We’d better dare not elect someone with “an outsider persona who lacks actual political skills” or else—what? We might get a president who is asleep at the switch before the biggest financial crisis in 75 years, or a president who runs up trillion dollar deficits, or gives hundreds of billions of dollars away to the banks, throws millions of Americans out of their jobs, puts 40 million people on food stamps, and regulates the light bulbs, toilets, and washing machines in our homes?
Oh wait. That already has happened under Bush and Obama, which is strange because they are so “politically skilled.” If it is an “insider” not an outsider, there is no better candidate in all of America than Hillary Clinton, America’s queen “public servant.” She has nearly $1 billion of special interest money to trash the outsider who wants to toss over the apple cart in Washington. Do the anti-Trump misogynists even get the irony of their calling Donald Trump a misogynist?
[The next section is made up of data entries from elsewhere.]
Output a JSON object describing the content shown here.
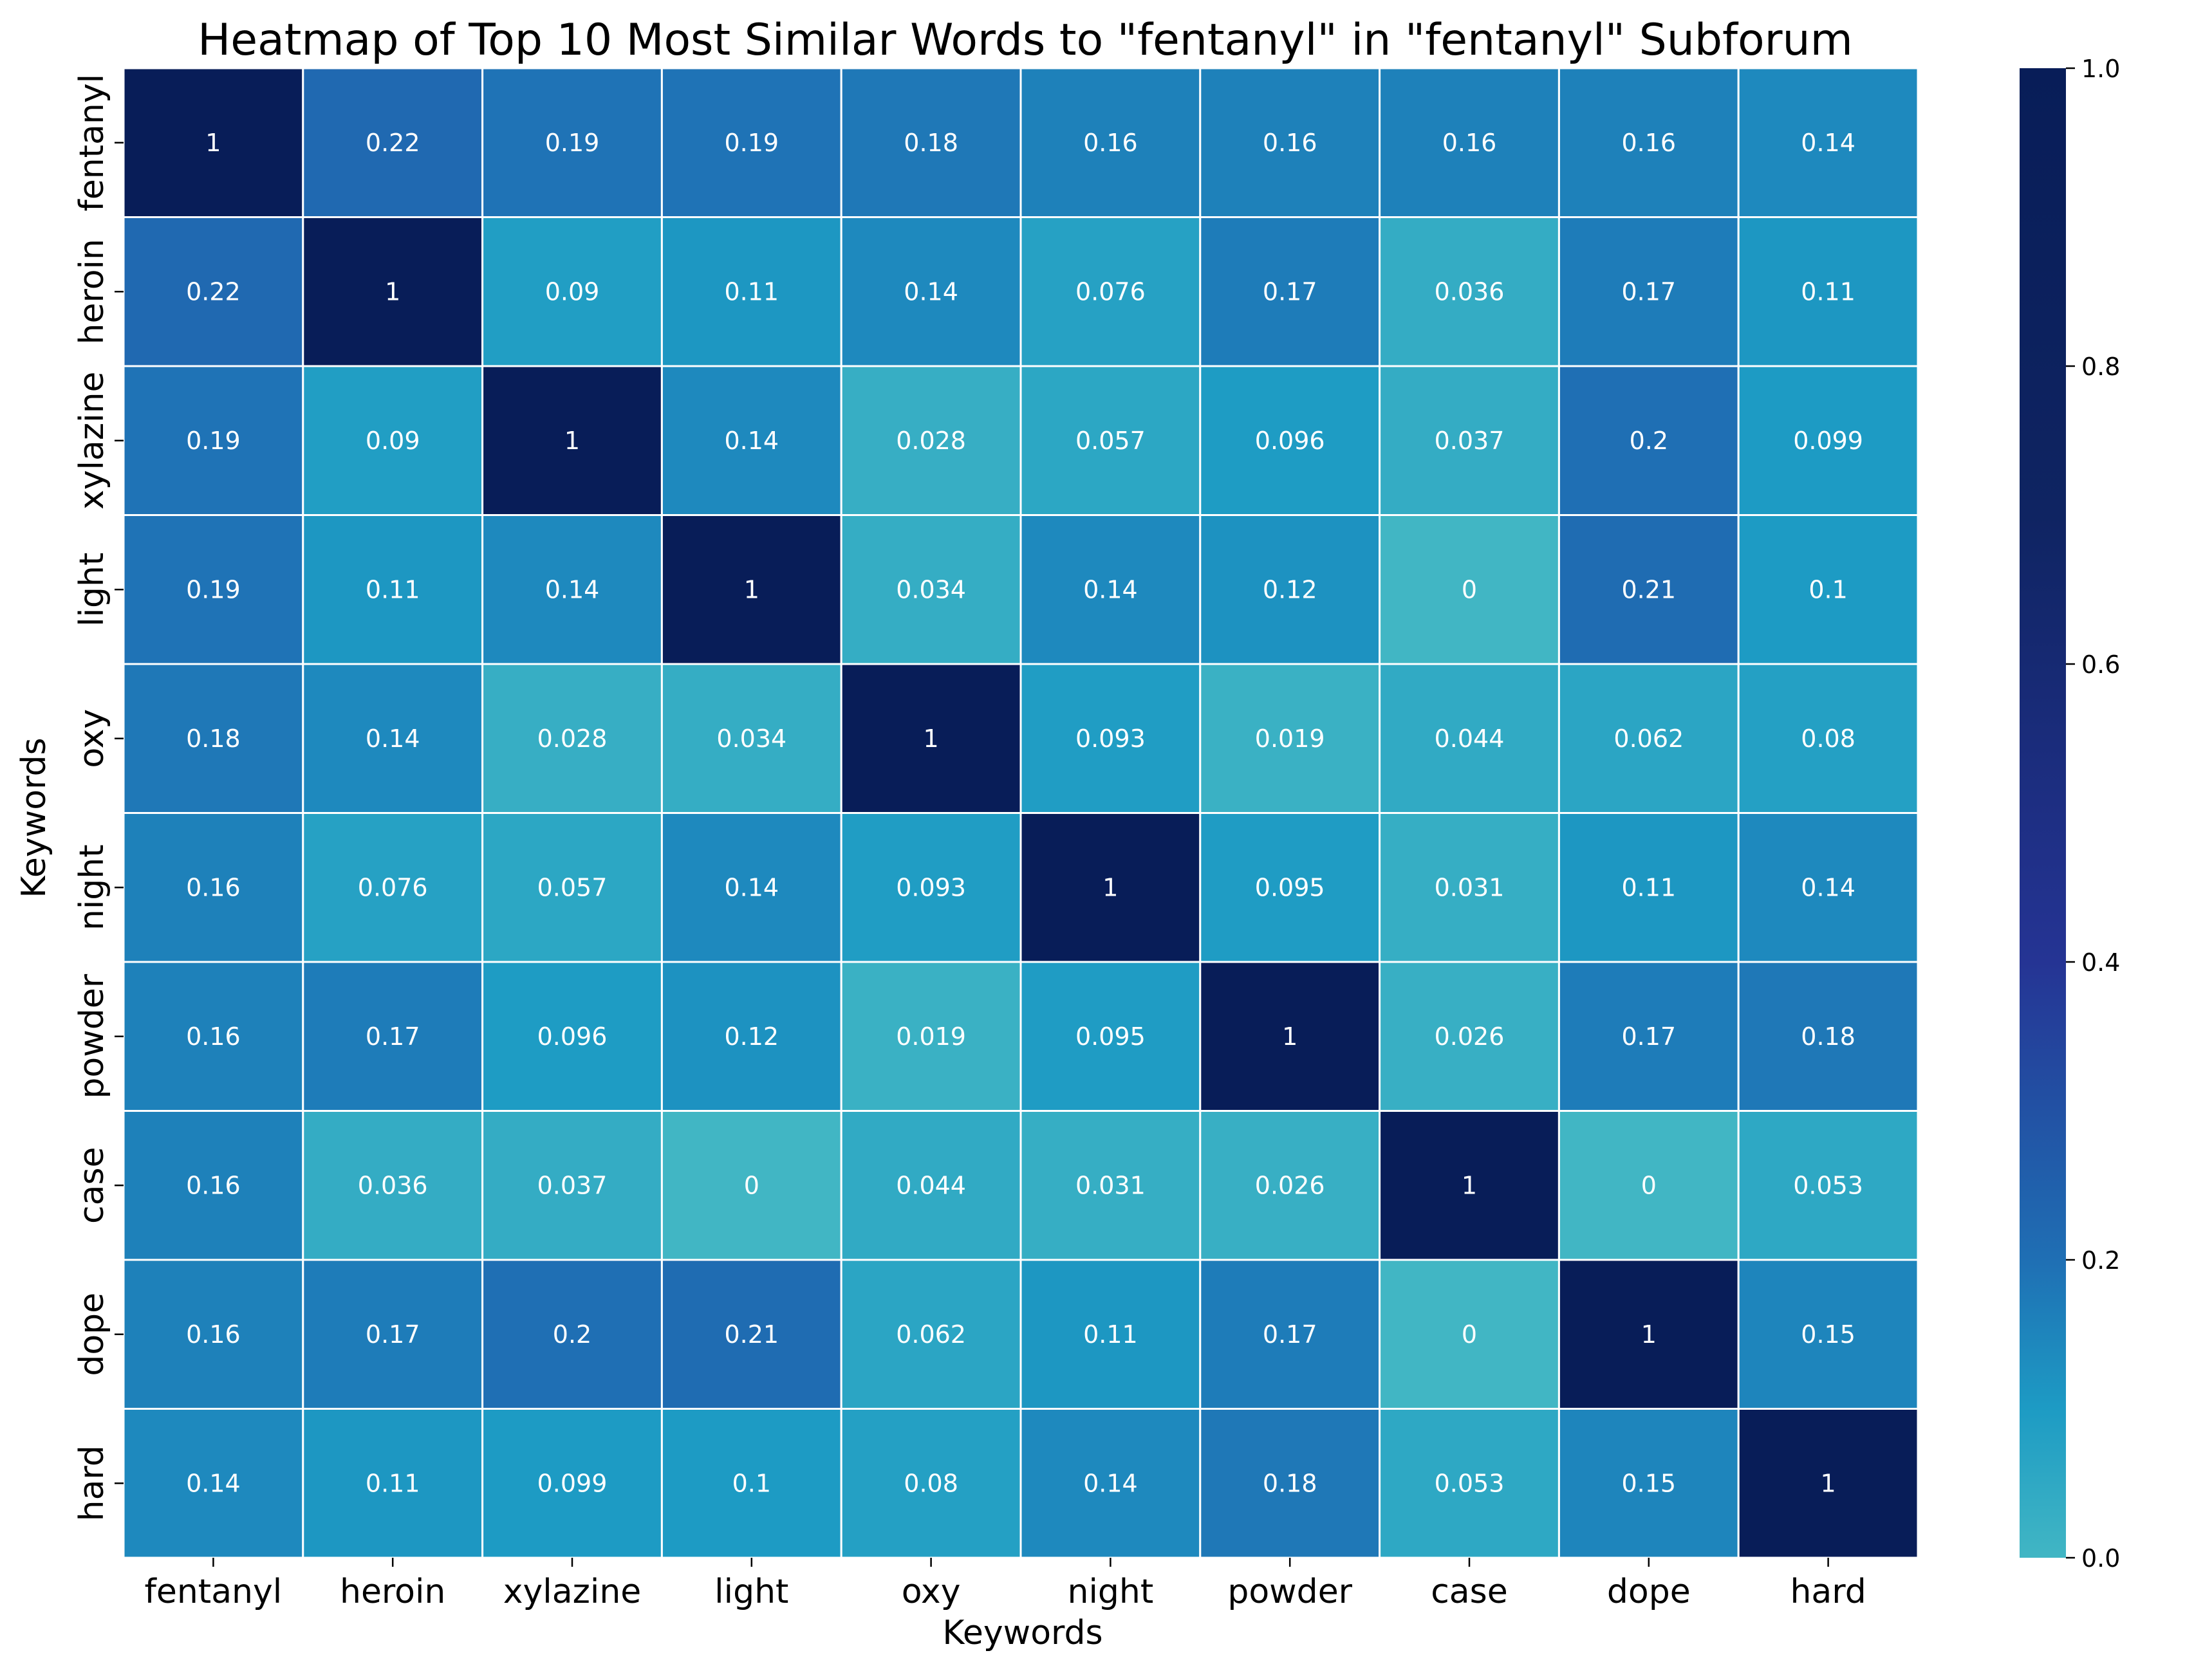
{
  "chart_data": {
    "type": "heatmap",
    "title": "Heatmap of Top 10 Most Similar Words to \"fentanyl\" in \"fentanyl\" Subforum",
    "xlabel": "Keywords",
    "ylabel": "Keywords",
    "x_categories": [
      "fentanyl",
      "heroin",
      "xylazine",
      "light",
      "oxy",
      "night",
      "powder",
      "case",
      "dope",
      "hard"
    ],
    "y_categories": [
      "fentanyl",
      "heroin",
      "xylazine",
      "light",
      "oxy",
      "night",
      "powder",
      "case",
      "dope",
      "hard"
    ],
    "values": [
      [
        1,
        0.22,
        0.19,
        0.19,
        0.18,
        0.16,
        0.16,
        0.16,
        0.16,
        0.14
      ],
      [
        0.22,
        1,
        0.09,
        0.11,
        0.14,
        0.076,
        0.17,
        0.036,
        0.17,
        0.11
      ],
      [
        0.19,
        0.09,
        1,
        0.14,
        0.028,
        0.057,
        0.096,
        0.037,
        0.2,
        0.099
      ],
      [
        0.19,
        0.11,
        0.14,
        1,
        0.034,
        0.14,
        0.12,
        0,
        0.21,
        0.1
      ],
      [
        0.18,
        0.14,
        0.028,
        0.034,
        1,
        0.093,
        0.019,
        0.044,
        0.062,
        0.08
      ],
      [
        0.16,
        0.076,
        0.057,
        0.14,
        0.093,
        1,
        0.095,
        0.031,
        0.11,
        0.14
      ],
      [
        0.16,
        0.17,
        0.096,
        0.12,
        0.019,
        0.095,
        1,
        0.026,
        0.17,
        0.18
      ],
      [
        0.16,
        0.036,
        0.037,
        0,
        0.044,
        0.031,
        0.026,
        1,
        0,
        0.053
      ],
      [
        0.16,
        0.17,
        0.2,
        0.21,
        0.062,
        0.11,
        0.17,
        0,
        1,
        0.15
      ],
      [
        0.14,
        0.11,
        0.099,
        0.1,
        0.08,
        0.14,
        0.18,
        0.053,
        0.15,
        1
      ]
    ],
    "colorbar": {
      "range": [
        0,
        1
      ],
      "ticks": [
        "0.0",
        "0.2",
        "0.4",
        "0.6",
        "0.8",
        "1.0"
      ],
      "colormap": "YlGnBu (cyan to navy)",
      "stops": [
        {
          "v": 0.0,
          "c": "#41b6c4"
        },
        {
          "v": 0.1,
          "c": "#1d9bc4"
        },
        {
          "v": 0.2,
          "c": "#1f6fb4"
        },
        {
          "v": 0.4,
          "c": "#253494"
        },
        {
          "v": 0.7,
          "c": "#0f2462"
        },
        {
          "v": 1.0,
          "c": "#081d58"
        }
      ]
    },
    "grid": true,
    "cell_text_color": "#ffffff",
    "cell_border_color": "#ffffff"
  }
}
When I first met with Donald Trump many months ago, the first thing I told him was: Donald, I don’t know if I love you, but I sure love your voters. I don’t always agree with them—on issues like immigration and trade. But what I’ve come to discover is that it is the Trump movement, more so than Donald Trump himself, that is an existential threat to the establishment elites on the right and left. They are the front-line victims of government in Washington run amok. One Trump voter said it well to me at a recent rally in Colorado Springs: “All we want from government is less of it.”
They understand basic economics in ways the elite in both parties do not. They understand that a great nation cannot continue to borrow $1 trillion year after year; put 40 million people on food stamps, nationalize its health care industry, shut down our mines and our oil wells, raise taxes by $1.5 trillion as a way to make the economy grow faster, or regulate our employers out of business. They understand that for at least half of Americans, the “recovery” has never happened.
Frankly, the people who don’t get that are the ones who are pretty “dumb.”
Win or lose on November 8, we are not going away.